Ad accrescere l’importanza della sua figura nella storia delle lettere francesi, c’è che per giunta d’Ormesson, fu il secondo scrittore vivente a entrare nella prestigiosa collana La Bibliothèque de la Pléiade, onore riservato sino a quel momento solo allo scrittore ceco Milan Kundera. Fu presidente del Consiglio internazionale della filosofia e delle scienze umane dell’Unesco e ambasciatore francese all’Onu, e nella sua lunga vita ci sono persino tre anni da direttore di Le Figaro (dal ’74 al ’77). “Ero continuamente assillato da una massa di problemi sindacali, economici, sociali. Françoise (la moglie, n.d.r.) sosteneva che era lei ad annunciarmi per telefono i grossi avvenimenti politici mentre io discutevo con le associazioni dei giornalisti”. Annoiato, si dimise e scrisse A Dio piacendo.
Seguendo le sue disposizioni, le ceneri di Jean d’Ormesson vennero sparse a Venezia, nel mare della laguna, davanti a Punta della Dogana.
“Un Hosanna Sans Fin” è il libro testamento di Jean d’O. Il titolo è una citazione tratta dal suo amato Chateaubriand. Completato due giorni prima della morte, è stato poi pubblicato dalla piccola e raffinata casa editrice della figlia, Héloïse d’Ormesson.
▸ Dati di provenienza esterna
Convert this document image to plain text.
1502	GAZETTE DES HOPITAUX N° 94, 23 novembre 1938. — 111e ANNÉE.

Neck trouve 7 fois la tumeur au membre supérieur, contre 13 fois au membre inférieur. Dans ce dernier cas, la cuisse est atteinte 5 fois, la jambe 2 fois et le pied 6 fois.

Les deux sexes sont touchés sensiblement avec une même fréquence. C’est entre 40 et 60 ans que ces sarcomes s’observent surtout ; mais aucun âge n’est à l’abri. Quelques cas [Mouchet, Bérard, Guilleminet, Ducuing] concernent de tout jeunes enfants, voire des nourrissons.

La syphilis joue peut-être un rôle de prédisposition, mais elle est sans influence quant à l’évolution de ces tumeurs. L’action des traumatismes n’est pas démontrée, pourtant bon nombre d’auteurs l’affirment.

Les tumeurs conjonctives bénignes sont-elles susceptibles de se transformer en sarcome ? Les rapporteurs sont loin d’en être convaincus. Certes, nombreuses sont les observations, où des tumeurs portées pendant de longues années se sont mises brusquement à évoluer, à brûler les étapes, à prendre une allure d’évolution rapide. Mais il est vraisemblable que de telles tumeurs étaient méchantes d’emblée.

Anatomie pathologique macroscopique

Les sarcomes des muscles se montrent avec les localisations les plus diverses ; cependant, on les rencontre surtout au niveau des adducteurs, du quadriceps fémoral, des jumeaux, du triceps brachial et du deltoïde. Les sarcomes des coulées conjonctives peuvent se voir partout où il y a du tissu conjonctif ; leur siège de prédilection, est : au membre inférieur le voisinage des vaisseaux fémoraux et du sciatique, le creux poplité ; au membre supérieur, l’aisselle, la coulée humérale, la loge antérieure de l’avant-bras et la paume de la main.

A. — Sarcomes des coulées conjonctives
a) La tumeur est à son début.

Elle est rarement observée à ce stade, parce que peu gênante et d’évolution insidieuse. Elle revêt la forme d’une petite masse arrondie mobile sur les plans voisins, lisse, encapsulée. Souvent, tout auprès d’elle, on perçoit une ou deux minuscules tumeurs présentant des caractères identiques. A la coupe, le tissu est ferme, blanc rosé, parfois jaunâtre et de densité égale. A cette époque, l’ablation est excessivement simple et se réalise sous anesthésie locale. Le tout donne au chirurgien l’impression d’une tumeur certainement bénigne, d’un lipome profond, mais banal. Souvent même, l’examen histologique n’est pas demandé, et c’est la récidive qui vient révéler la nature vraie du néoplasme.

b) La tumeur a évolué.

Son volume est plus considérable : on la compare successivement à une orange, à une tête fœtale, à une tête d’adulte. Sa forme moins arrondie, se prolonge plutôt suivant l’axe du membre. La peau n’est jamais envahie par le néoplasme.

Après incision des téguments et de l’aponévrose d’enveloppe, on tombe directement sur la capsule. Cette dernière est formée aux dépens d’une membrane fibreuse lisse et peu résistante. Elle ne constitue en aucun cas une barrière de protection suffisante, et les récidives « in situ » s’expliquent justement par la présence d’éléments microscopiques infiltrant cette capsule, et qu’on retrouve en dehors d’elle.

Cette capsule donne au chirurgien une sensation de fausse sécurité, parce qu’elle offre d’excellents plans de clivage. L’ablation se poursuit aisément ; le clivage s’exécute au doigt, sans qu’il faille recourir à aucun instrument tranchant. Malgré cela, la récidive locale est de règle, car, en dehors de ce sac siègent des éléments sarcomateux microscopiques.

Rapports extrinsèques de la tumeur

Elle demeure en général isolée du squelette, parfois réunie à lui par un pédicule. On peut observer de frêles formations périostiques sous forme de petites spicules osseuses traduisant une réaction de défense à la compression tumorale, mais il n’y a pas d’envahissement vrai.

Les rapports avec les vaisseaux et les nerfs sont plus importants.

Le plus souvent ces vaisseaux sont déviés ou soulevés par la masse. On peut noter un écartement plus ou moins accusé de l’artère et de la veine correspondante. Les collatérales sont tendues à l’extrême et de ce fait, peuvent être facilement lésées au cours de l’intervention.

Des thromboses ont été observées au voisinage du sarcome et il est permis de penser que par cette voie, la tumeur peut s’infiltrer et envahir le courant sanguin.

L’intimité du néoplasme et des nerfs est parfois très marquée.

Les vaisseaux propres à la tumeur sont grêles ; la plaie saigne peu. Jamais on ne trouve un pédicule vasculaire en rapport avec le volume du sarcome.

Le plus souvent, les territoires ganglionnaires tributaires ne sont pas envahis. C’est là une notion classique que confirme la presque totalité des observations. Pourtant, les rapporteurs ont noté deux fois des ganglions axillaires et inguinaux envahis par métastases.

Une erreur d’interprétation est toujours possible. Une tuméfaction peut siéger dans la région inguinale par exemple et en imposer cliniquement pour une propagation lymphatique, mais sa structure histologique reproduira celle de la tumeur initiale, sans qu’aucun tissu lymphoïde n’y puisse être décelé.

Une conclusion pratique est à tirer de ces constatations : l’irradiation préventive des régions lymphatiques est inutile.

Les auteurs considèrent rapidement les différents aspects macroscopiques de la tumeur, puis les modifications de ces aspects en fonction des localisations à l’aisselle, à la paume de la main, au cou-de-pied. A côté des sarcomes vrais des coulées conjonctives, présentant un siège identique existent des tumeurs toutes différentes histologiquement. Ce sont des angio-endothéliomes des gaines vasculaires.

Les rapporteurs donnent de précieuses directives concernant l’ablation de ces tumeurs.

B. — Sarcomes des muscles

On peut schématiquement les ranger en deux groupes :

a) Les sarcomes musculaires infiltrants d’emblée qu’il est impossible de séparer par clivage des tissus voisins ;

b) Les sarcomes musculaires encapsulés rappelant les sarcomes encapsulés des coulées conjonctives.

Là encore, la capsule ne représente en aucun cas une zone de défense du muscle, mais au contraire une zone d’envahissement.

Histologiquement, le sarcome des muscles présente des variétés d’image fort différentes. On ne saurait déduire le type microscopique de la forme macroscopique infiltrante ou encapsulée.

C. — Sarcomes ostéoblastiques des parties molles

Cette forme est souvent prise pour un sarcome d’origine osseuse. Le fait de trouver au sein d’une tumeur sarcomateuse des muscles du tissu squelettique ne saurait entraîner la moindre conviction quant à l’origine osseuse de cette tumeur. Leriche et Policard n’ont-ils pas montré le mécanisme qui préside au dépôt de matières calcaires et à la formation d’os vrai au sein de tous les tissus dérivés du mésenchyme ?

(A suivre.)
In 140 pagine toccanti, ironiche, profonde lo scrittore si interroga sul mistero dell’esistenza. “Grazie a Dio sto per morire”: inizia così il testo. Chissà se, così pignolo nelle revisioni dei suoi precedenti 37 libri precedenti, d’Ormesson avrebbe salvato questo incipit dopo l’ennesima rilettura. Alla revisione ha pensato invece la figlia. “Dio è abbastanza improbabile. Dio ha tutte le apparenze di una consolante illusione”, afferma Jean d’O. E prosegue: “Non pretendo che Dio esista: non lo so. Sostengo che nulla si oppone alla sua esistenza, e che ha il diritto di esistere”. In pratica, “La fede è come un angolo di cielo azzurro alla fine di una giornata piuttosto buia”. E ancora: “Dio non ha altra esistenza che quella che noi ci sforziamo di prestargli. Nessuno lo ha mai visto. Tutti possono farne a meno. Dio è abbastanza improbabile. Dio ha tutte le apparenze di una consolante illusione”. Però, questa aleatorietà divina, ci lascia il dubbio di come possiamo spiegare “tutti i prodigi che abbiamo visto accadere davanti ai nostri occhi spalancati: la goccia d’acqua, il granello di sabbia (…), le modalità dello scorrere del tempo che non riusciamo a spiegarci, gli avvicendamenti della storia: la vita è una necessità popolata dal caso”. Di fronte a tutto questo, Dio è “non molto più improbabile dello strano mondo in cui viviamo ogni giorno e che ci sembra così ovvio”.